Taco Salad Throwdown
This week has been totally taco salad-ed. We talked about homemade taco salad shells, dished up a yummy recipe for Vegetarian Taco Salad, and looked at the Tortilla Baker Bowl. With so many options for whipping up your own taco salad, I thought a good, old-fashioned throwdown was in order.
I considered doing baked versus fried shells, but those pros and cons are kind of predictable and true of anything baked versus fried. I will say that fried taco salad bowls are truer to the restaurant style and tend to have that puffy quality to them that so many (myself included) know and adore.

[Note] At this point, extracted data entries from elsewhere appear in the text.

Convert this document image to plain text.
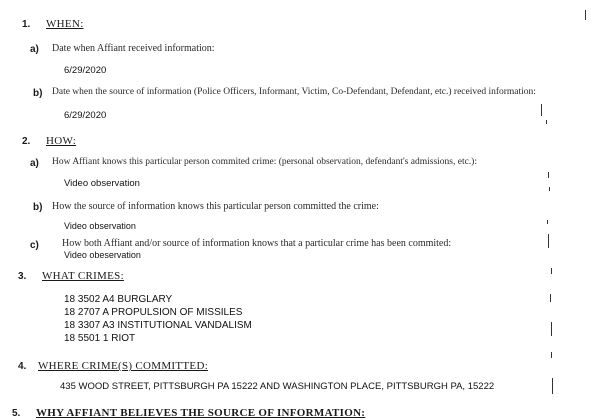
1. WHEN:
a) Date when Affiant received information:
6/29/2020
b) Date when the source of information (Police Officers, Informant, Victim, Co-Defendant, Defendant, etc.) received information:
6/29/2020
2. HOW:
a) How Affiant knows this particular person commited crime: (personal observation, defendant's admissions, etc.):
Video observation
b) How the source of information knows this particular person committed the crime:
Video observation
c) How both Affiant and/or source of information knows that a particular crime has been commited:
Video obeservation
3. WHAT CRIMES:
18 3502 A4 BURGLARY
18 2707 A PROPULSION OF MISSILES
18 3307 A3 INSTITUTIONAL VANDALISM
18 5501 1 RIOT
4. WHERE CRIME(S) COMMITTED:
435 WOOD STREET, PITTSBURGH PA 15222 AND WASHINGTON PLACE, PITTSBURGH PA, 15222
5. WHY AFFIANT BELIEVES THE SOURCE OF INFORMATION:
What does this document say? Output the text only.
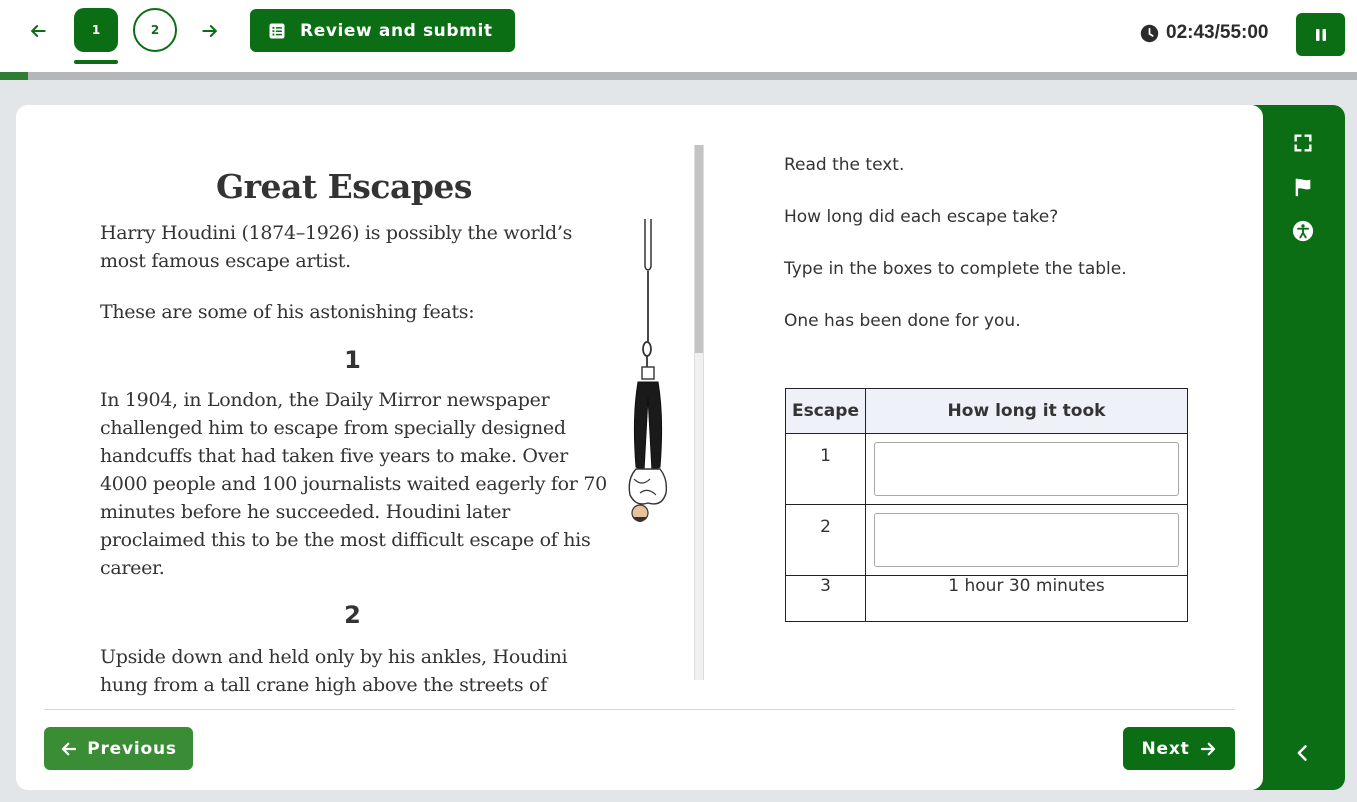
1	2	Review and submit	02:43/55:00
Great Escapes
Harry Houdini (1874–1926) is possibly the world’s most famous escape artist.
These are some of his astonishing feats:
1
In 1904, in London, the Daily Mirror newspaper challenged him to escape from specially designed handcuffs that had taken five years to make. Over 4000 people and 100 journalists waited eagerly for 70 minutes before he succeeded. Houdini later proclaimed this to be the most difficult escape of his career.
2
Upside down and held only by his ankles, Houdini hung from a tall crane high above the streets of
Read the text.
How long did each escape take?
Type in the boxes to complete the table.
One has been done for you.
Escape	How long it took
1	
2	
3	1 hour 30 minutes
Previous	Next
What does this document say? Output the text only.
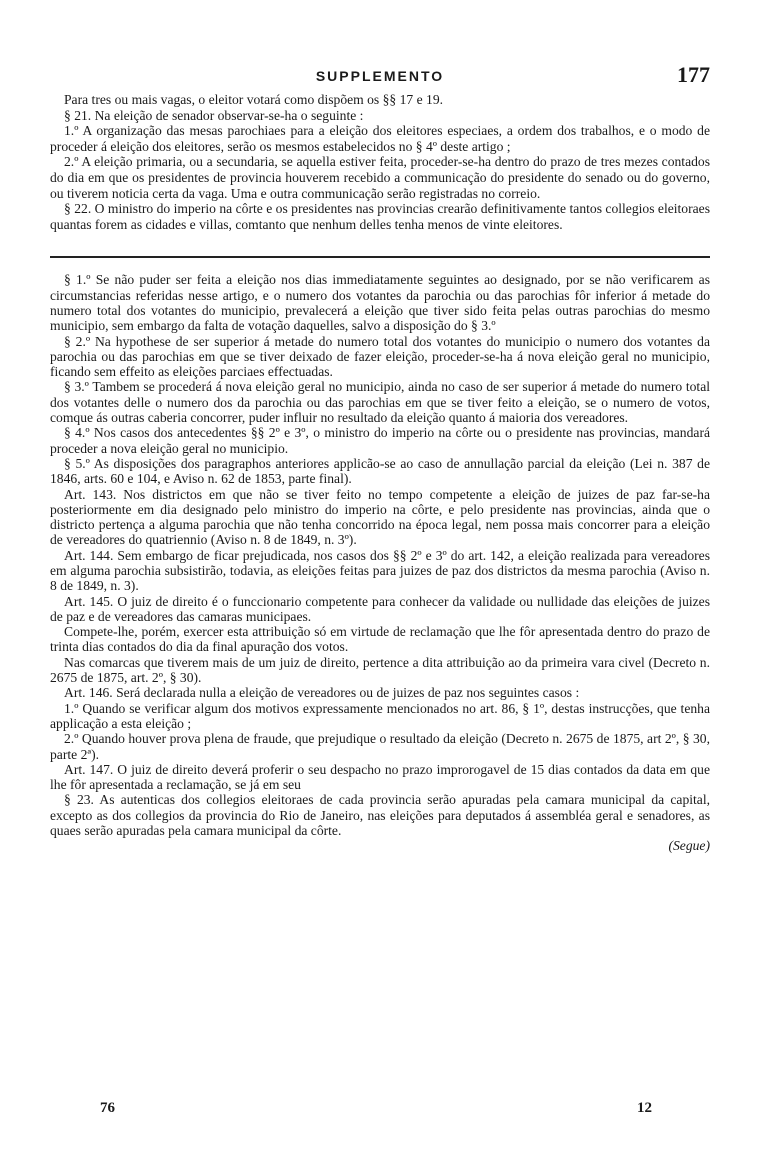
SUPPLEMENTO	177

Para tres ou mais vagas, o eleitor votará como dispõem os §§ 17 e 19.

§ 21. Na eleição de senador observar-se-ha o seguinte :

1.º A organização das mesas parochiaes para a eleição dos eleitores especiaes, a ordem dos trabalhos, e o modo de proceder á eleição dos eleitores, serão os mesmos estabelecidos no § 4º deste artigo ;

2.º A eleição primaria, ou a secundaria, se aquella estiver feita, proceder-se-ha dentro do prazo de tres mezes contados do dia em que os presidentes de provincia houverem recebido a communicação do presidente do senado ou do governo, ou tiverem noticia certa da vaga. Uma e outra communicação serão registradas no correio.

§ 22. O ministro do imperio na côrte e os presidentes nas provincias crearão definitivamente tantos collegios eleitoraes quantas forem as cidades e villas, comtanto que nenhum delles tenha menos de vinte eleitores.

§ 1.º Se não puder ser feita a eleição nos dias immediatamente seguintes ao designado, por se não verificarem as circumstancias referidas nesse artigo, e o numero dos votantes da parochia ou das parochias fôr inferior á metade do numero total dos votantes do municipio, prevalecerá a eleição que tiver sido feita pelas outras parochias do mesmo municipio, sem embargo da falta de votação daquelles, salvo a disposição do § 3.º

§ 2.º Na hypothese de ser superior á metade do numero total dos votantes do municipio o numero dos votantes da parochia ou das parochias em que se tiver deixado de fazer eleição, proceder-se-ha á nova eleição geral no municipio, ficando sem effeito as eleições parciaes effectuadas.

§ 3.º Tambem se procederá á nova eleição geral no municipio, ainda no caso de ser superior á metade do numero total dos votantes delle o numero dos da parochia ou das parochias em que se tiver feito a eleição, se o numero de votos, comque ás outras caberia concorrer, puder influir no resultado da eleição quanto á maioria dos vereadores.

§ 4.º Nos casos dos antecedentes §§ 2º e 3º, o ministro do imperio na côrte ou o presidente nas provincias, mandará proceder a nova eleição geral no municipio.

§ 5.º As disposições dos paragraphos anteriores applicão-se ao caso de annullação parcial da eleição (Lei n. 387 de 1846, arts. 60 e 104, e Aviso n. 62 de 1853, parte final).

Art. 143. Nos districtos em que não se tiver feito no tempo competente a eleição de juizes de paz far-se-ha posteriormente em dia designado pelo ministro do imperio na côrte, e pelo presidente nas provincias, ainda que o districto pertença a alguma parochia que não tenha concorrido na época legal, nem possa mais concorrer para a eleição de vereadores do quatriennio (Aviso n. 8 de 1849, n. 3º).

Art. 144. Sem embargo de ficar prejudicada, nos casos dos §§ 2º e 3º do art. 142, a eleição realizada para vereadores em alguma parochia subsistirão, todavia, as eleições feitas para juizes de paz dos districtos da mesma parochia (Aviso n. 8 de 1849, n. 3).

Art. 145. O juiz de direito é o funccionario competente para conhecer da validade ou nullidade das eleições de juizes de paz e de vereadores das camaras municipaes.

Compete-lhe, porém, exercer esta attribuição só em virtude de reclamação que lhe fôr apresentada dentro do prazo de trinta dias contados do dia da final apuração dos votos.

Nas comarcas que tiverem mais de um juiz de direito, pertence a dita attribuição ao da primeira vara civel (Decreto n. 2675 de 1875, art. 2º, § 30).

Art. 146. Será declarada nulla a eleição de vereadores ou de juizes de paz nos seguintes casos :

1.º Quando se verificar algum dos motivos expressamente mencionados no art. 86, § 1º, destas instrucções, que tenha applicação a esta eleição ;

2.º Quando houver prova plena de fraude, que prejudique o resultado da eleição (Decreto n. 2675 de 1875, art 2º, § 30, parte 2ª).

Art. 147. O juiz de direito deverá proferir o seu despacho no prazo improrogavel de 15 dias contados da data em que lhe fôr apresentada a reclamação, se já em seu

§ 23. As autenticas dos collegios eleitoraes de cada provincia serão apuradas pela camara municipal da capital, excepto as dos collegios da provincia do Rio de Janeiro, nas eleições para deputados á assembléa geral e senadores, as quaes serão apuradas pela camara municipal da côrte.

(Segue)

76	12
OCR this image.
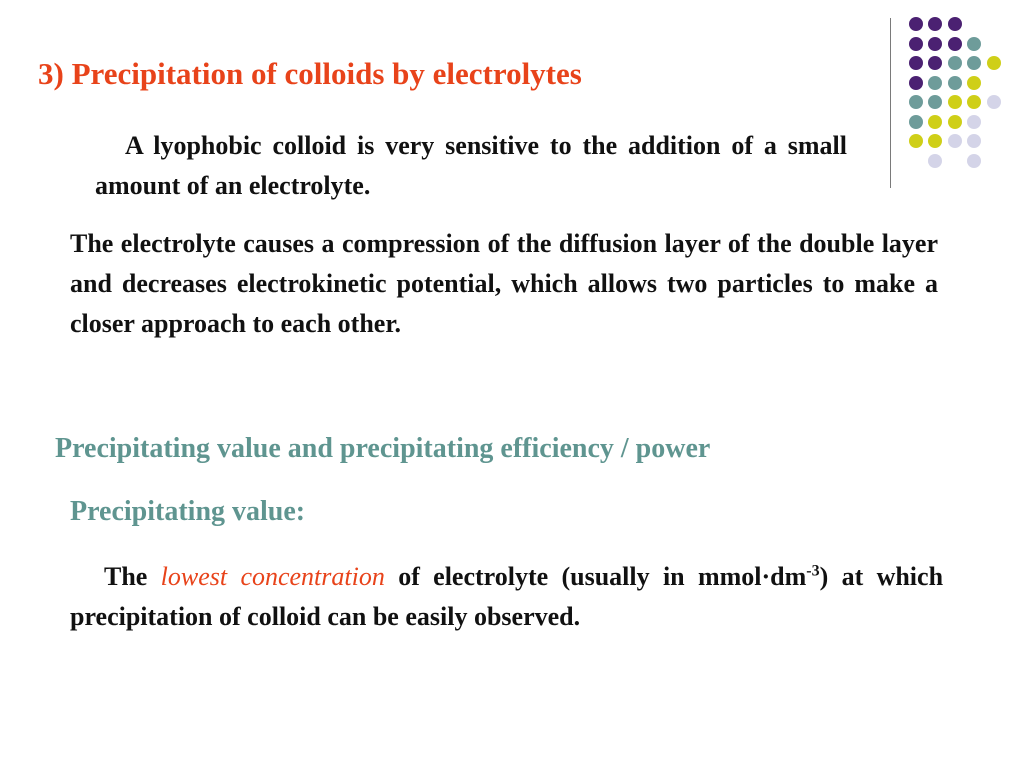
3) Precipitation of colloids by electrolytes

A lyophobic colloid is very sensitive to the addition of a small amount of an electrolyte.

The electrolyte causes a compression of the diffusion layer of the double layer and decreases electrokinetic potential, which allows two particles to make a closer approach to each other.

Precipitating value and precipitating efficiency / power
Precipitating value:

The lowest concentration of electrolyte (usually in $mmol\cdot dm^{-3}$) at which precipitation of colloid can be easily observed.
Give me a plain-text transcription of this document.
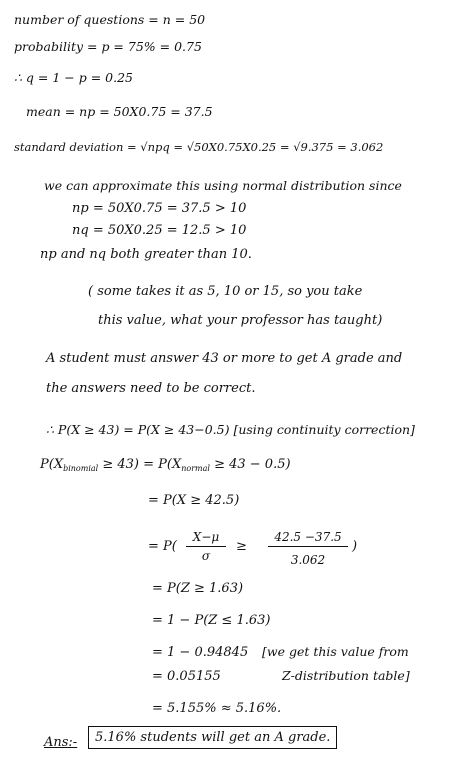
number of questions = n = 50
probability = p = 75% = 0.75
∴ q = 1 − p = 0.25
mean = np = 50X0.75 = 37.5
standard deviation = √npq = √50X0.75X0.25 = √9.375 = 3.062
we can approximate this using normal distribution since
np = 50X0.75 = 37.5 > 10
nq = 50X0.25 = 12.5 > 10
np and nq both greater than 10.
( some takes it as 5, 10 or 15, so you take
this value, what your professor has taught)
A student must answer 43 or more to get A grade and
the answers need to be correct.
∴ P(X ≥ 43) = P(X ≥ 43−0.5) [using continuity correction]
$P(X_{binomial} \ge 43) = P(X_{normal} \ge 43 - 0.5)$
= P(X ≥ 42.5)
= P(
X−μ
σ
≥
42.5 −37.5
3.062
)
= P(Z ≥ 1.63)
= 1 − P(Z ≤ 1.63)
= 1 − 0.94845 [we get this value from
= 0.05155	Z-distribution table]
= 5.155% ≈ 5.16%.
Ans:-	5.16% students will get an A grade.
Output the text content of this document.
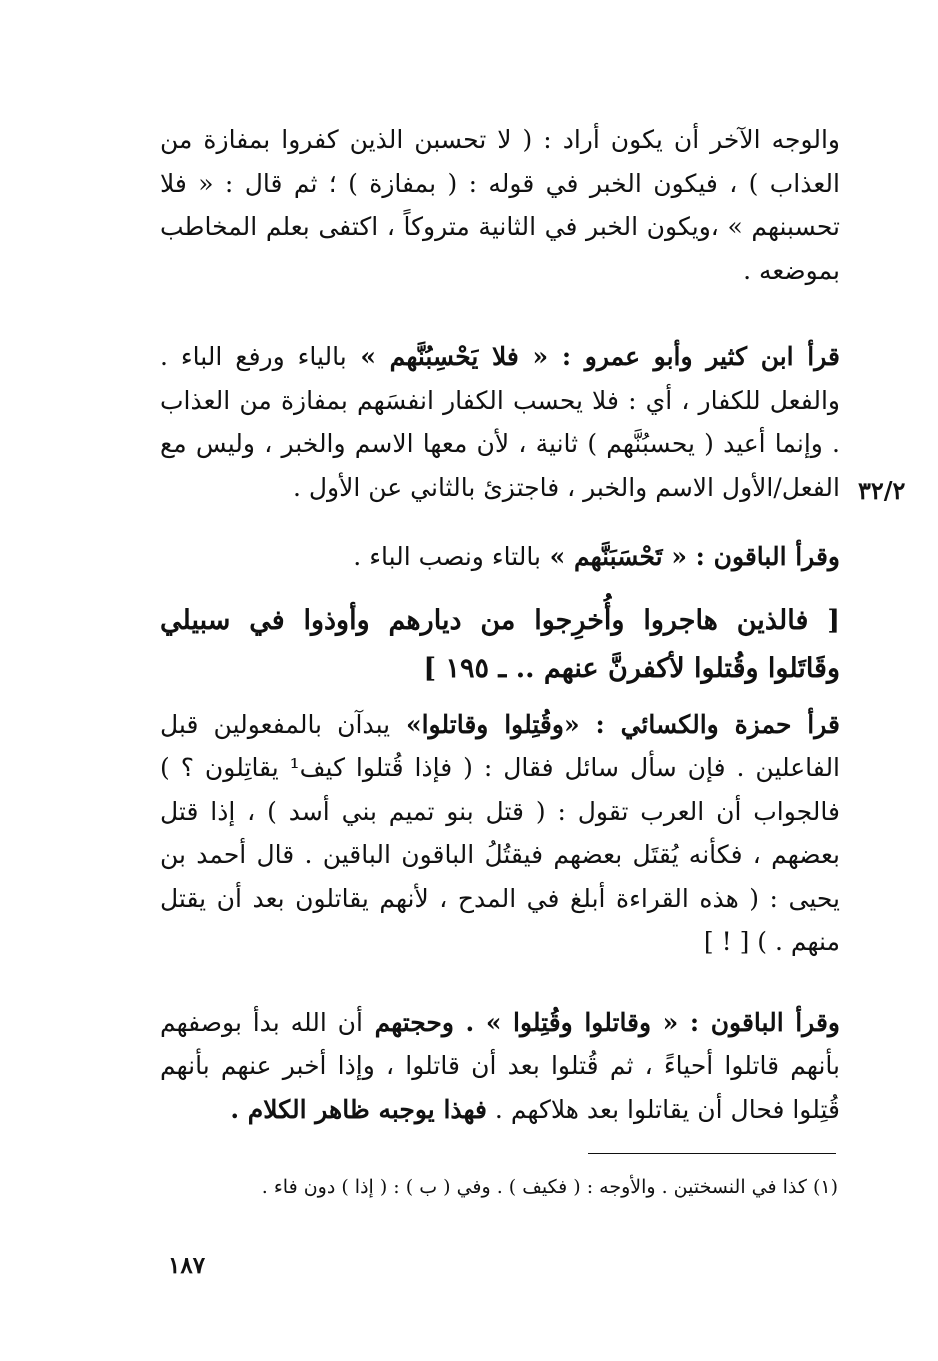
والوجه الآخر أن يكون أراد : ( لا تحسبن الذين كفروا بمفازة من العذاب ) ، فيكون الخبر في قوله : ( بمفازة ) ؛ ثم قال : « فلا تحسبنهم » ،ويكون الخبر في الثانية متروكاً ، اكتفى بعلم المخاطب بموضعه .

قرأ ابن كثير وأبو عمرو : « فلا يَحْسِبُنَّهم » بالياء ورفع الباء . والفعل للكفار ، أي : فلا يحسب الكفار انفسَهم بمفازة من العذاب . وإنما أعيد ( يحسبُنَّهم ) ثانية ، لأن معها الاسم والخبر ، وليس مع الفعل/الأول الاسم والخبر ، فاجتزئ بالثاني عن الأول .

وقرأ الباقون : « تَحْسَبَنَّهم » بالتاء ونصب الباء .

[ فالذين هاجروا وأُخرِجوا من ديارهم وأوذوا في سبيلي وقَاتَلوا وقُتلوا لأكفرنَّ عنهم .. ـ ١٩٥ ]

قرأ حمزة والكسائي : «وقُتِلوا وقاتلوا» يبدآن بالمفعولين قبل الفاعلين . فإن سأل سائل فقال : ( فإذا قُتلوا كيف¹ يقاتِلون ؟ ) فالجواب أن العرب تقول : ( قتل بنو تميم بني أسد ) ، إذا قتل بعضهم ، فكأنه يُقتَل بعضهم فيقتُلُ الباقون الباقين . قال أحمد بن يحيى : ( هذه القراءة أبلغ في المدح ، لأنهم يقاتلون بعد أن يقتل منهم . ) [ ! ]

وقرأ الباقون : « وقاتلوا وقُتِلوا » . وحجتهم أن الله بدأ بوصفهم بأنهم قاتلوا أحياءً ، ثم قُتلوا بعد أن قاتلوا ، وإذا أخبر عنهم بأنهم قُتِلوا فحال أن يقاتلوا بعد هلاكهم . فهذا يوجبه ظاهر الكلام .

٣٢/٢
(١) كذا في النسختين . والأوجه : ( فكيف ) . وفي ( ب ) : ( إذا ) دون فاء .
١٨٧
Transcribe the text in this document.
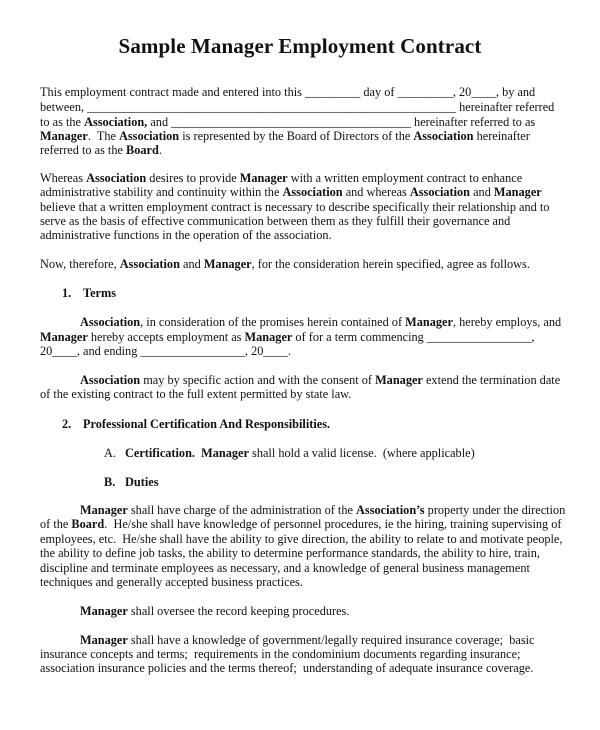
Sample Manager Employment Contract
This employment contract made and entered into this _________ day of _________, 20____, by and
between, ____________________________________________________________ hereinafter referred
to as the Association, and _______________________________________ hereinafter referred to as
Manager.  The Association is represented by the Board of Directors of the Association hereinafter
referred to as the Board.
Whereas Association desires to provide Manager with a written employment contract to enhance
administrative stability and continuity within the Association and whereas Association and Manager
believe that a written employment contract is necessary to describe specifically their relationship and to
serve as the basis of effective communication between them as they fulfill their governance and
administrative functions in the operation of the association.
Now, therefore, Association and Manager, for the consideration herein specified, agree as follows.
1. Terms
Association, in consideration of the promises herein contained of Manager, hereby employs, and
Manager hereby accepts employment as Manager of for a term commencing _________________,
20____, and ending _________________, 20____.
Association may by specific action and with the consent of Manager extend the termination date
of the existing contract to the full extent permitted by state law.
2. Professional Certification And Responsibilities.
A. Certification. Manager shall hold a valid license.  (where applicable)
B. Duties
Manager shall have charge of the administration of the Association’s property under the direction
of the Board.  He/she shall have knowledge of personnel procedures, ie the hiring, training supervising of
employees, etc.  He/she shall have the ability to give direction, the ability to relate to and motivate people,
the ability to define job tasks, the ability to determine performance standards, the ability to hire, train,
discipline and terminate employees as necessary, and a knowledge of general business management
techniques and generally accepted business practices.
Manager shall oversee the record keeping procedures.
Manager shall have a knowledge of government/legally required insurance coverage;  basic
insurance concepts and terms;  requirements in the condominium documents regarding insurance;
association insurance policies and the terms thereof;  understanding of adequate insurance coverage.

There are several different methods within the “bake” category, though, so I figured that would be the most helpful test. In one corner, we have a clever “food hack” that came my way via LifeHacker.com, in which you use an inverted muffin pan to shape and bake your taco salad shells. In the other corner, we have the Tortilla Baker Bowl, a non-essential (though very nifty) tool I scored for $5 at a discount department store.
Let the throwdown begin.
Size.
For both methods, we used standard-sized corn tortillas, which proved to be difficult (duh). I recommend using bigger tortillas, which will give you more depth and room within which to stuff your salad. Ours turned out more snack-sized tostadas (which were also really nice). Corn tortillas tend to be more brittle, which led to some cracks and creases that could have been prevented had we pre-heated them, which I also recommend.
Shape.
It was a lot harder to get (and keep) a good shape with the muffin-pan method. We had to repeatedly push the tortillas down into the spaces, which after several rounds lent itself to cracks and holes. A small piece of parchment paper and a handful of pinto beans turned out to be a great help to weight them down—in fact, we ended up using it in the baker bowls as well. Muffin-pan shells were of course a little funkier; baker-bowl shells were beautiful and uniform.
Time.
Shells baked in the muffin pan were ready a couple of minutes faster than in the baker bowls (roughly 8 versus 10 minutes at 375 F), which was probably because they were closer and more exposed to the heat, rather than being surrounded by a cozy, insulted nest. The ones in the baker bowls were just as crispy, though—as long as we didn’t pull them out too soon or dig into them too quickly. Let both types set up and get crunchy for about 10 minutes after baking.
Texture.
Both shells were sufficiently crispy (those that didn’t go long enough became leathery, either way we made them). The baker-bowl shells were cooked more evenly and easier to break apart; the muffin-pan shells were toastier on the edges.
Filling.
Muffin-pan shells formed kind of a pocket in which to stuff salad and toppings, which made them a little easier to eat. Baker-bowl shells were easier to layer and held more salad, making them a little messier. Nothing a fork on the side and a few napkins couldn’t handle. Both held up to their toppings and kept their crunch well.
It was a good match. I was really happy with both baked shells and especially impressed by the resourcefulness of the muffin-pan method. In the end, I preferred the baker-bowl shells, which weighed in with a better filling-to-tortilla ratio and showed how darn fool-proof they were.